The horizon problem is the problem of determining why the Universe appears statistically homogeneous and isotropic in accordance with the cosmological principle. For example, molecules in a canister of gas are distributed homogeneously and isotropically because they are in thermal equilibrium: gas throughout the canister has had enough time to interact to dissipate inhomogeneities and anisotropies. The situation is quite different in the big bang model without inflation, because gravitational expansion does not give the early universe enough time to equilibrate.
The argument is that the early universe could not have had time to evolve to thermal equilibrium without an inflationary period. But why we are assuming that the early universe needed to evolve into this state in the first place? Why couldn't it have formed already in thermal equilibrium? The quoted argument seems to make unnecessary assumptions. To suggest that the universe needed time to equilibrate is to suggest that it was once - sometime prior to recombination - not in a state of thermal equilibrium, correct? But why would we make such an assumption?
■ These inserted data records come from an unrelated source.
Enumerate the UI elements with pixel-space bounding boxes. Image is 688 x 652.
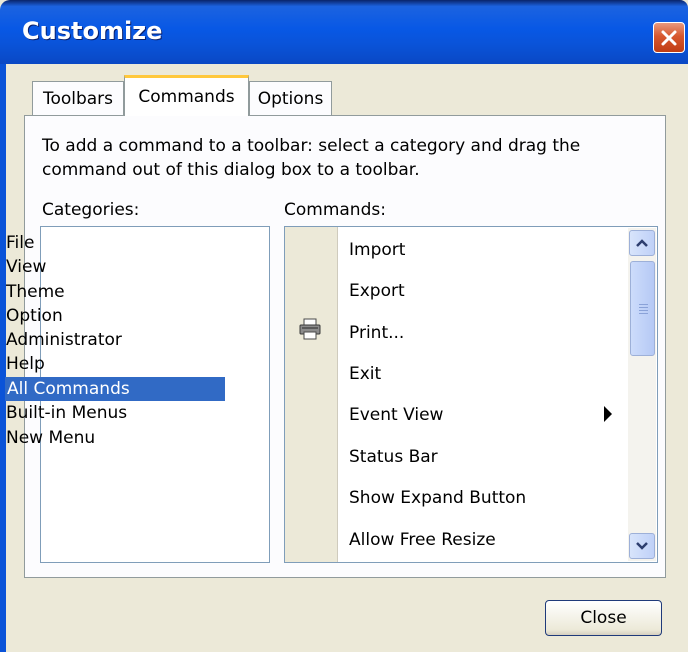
category-item[interactable]: Theme — [6, 280, 65, 304]
dialog-title: Customize — [22, 17, 163, 45]
category-item[interactable]: Administrator — [6, 328, 122, 352]
category-item[interactable]: New Menu — [6, 426, 95, 450]
scroll-down-button[interactable] — [629, 533, 655, 559]
commands-label: Commands: — [284, 200, 386, 220]
close-window-button[interactable] — [653, 22, 685, 53]
instructions-text: To add a command to a toolbar: select a … — [42, 136, 581, 180]
command-item[interactable]: Status Bar — [349, 445, 438, 469]
category-item[interactable]: View — [6, 255, 46, 279]
scroll-up-button[interactable] — [629, 230, 655, 256]
category-item[interactable]: Option — [6, 304, 63, 328]
category-item[interactable]: Built-in Menus — [6, 401, 127, 425]
tab-toolbars[interactable]: Toolbars — [32, 81, 124, 116]
command-item[interactable]: Show Expand Button — [349, 486, 526, 510]
title-bar[interactable]: Customize — [0, 0, 688, 64]
tab-commands-label: Commands — [138, 87, 235, 107]
close-button[interactable]: Close — [545, 600, 662, 636]
tab-options[interactable]: Options — [249, 81, 332, 116]
scroll-thumb[interactable] — [630, 261, 655, 356]
command-item[interactable]: Import — [349, 238, 405, 262]
chevron-up-icon — [636, 239, 648, 247]
close-icon — [661, 30, 677, 45]
tab-toolbars-label: Toolbars — [42, 89, 114, 109]
category-item[interactable]: File — [6, 231, 34, 255]
submenu-arrow-icon — [604, 406, 612, 422]
command-item[interactable]: Print... — [349, 321, 404, 345]
command-icon-column — [285, 227, 338, 562]
customize-dialog: Customize Toolbars Commands Options To a… — [0, 0, 688, 652]
command-item[interactable]: Allow Free Resize — [349, 528, 496, 552]
printer-icon — [299, 318, 321, 340]
command-item[interactable]: Export — [349, 279, 405, 303]
tab-options-label: Options — [257, 89, 324, 109]
command-item[interactable]: Exit — [349, 362, 381, 386]
tab-commands[interactable]: Commands — [124, 75, 249, 116]
category-item-selected[interactable]: All Commands — [5, 377, 225, 401]
chevron-down-icon — [636, 542, 648, 550]
command-item[interactable]: Event View — [349, 403, 443, 427]
categories-label: Categories: — [42, 200, 140, 220]
close-button-label: Close — [580, 608, 627, 628]
category-item[interactable]: Help — [6, 352, 45, 376]
commands-list[interactable] — [284, 226, 658, 563]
I have had a look at this Why does the homogeneity of the universe require inflation? question and the accepted answer claims:
Creating a universe where the temperatures were random in different parts of space and had an opportunity to come in thermal equilibrium before going out of causal contact (as a result of inflation) is more natural
But I don't agree that this is more 'natural'. To me this logic is totally backwards. A universe with a random temperature distribution is much harder to explain than a uniform one. If you're going to suggest that the early universe contained random energy fluctuations, surely you have to explain why that would be the case? If the entire universe somehow came into being in one great Big Bang, then surely it makes significantly more sense that it would be the same temperature and composition at every point in space? Only developing anisotropies afterwards (probably due to quantum fluctuations).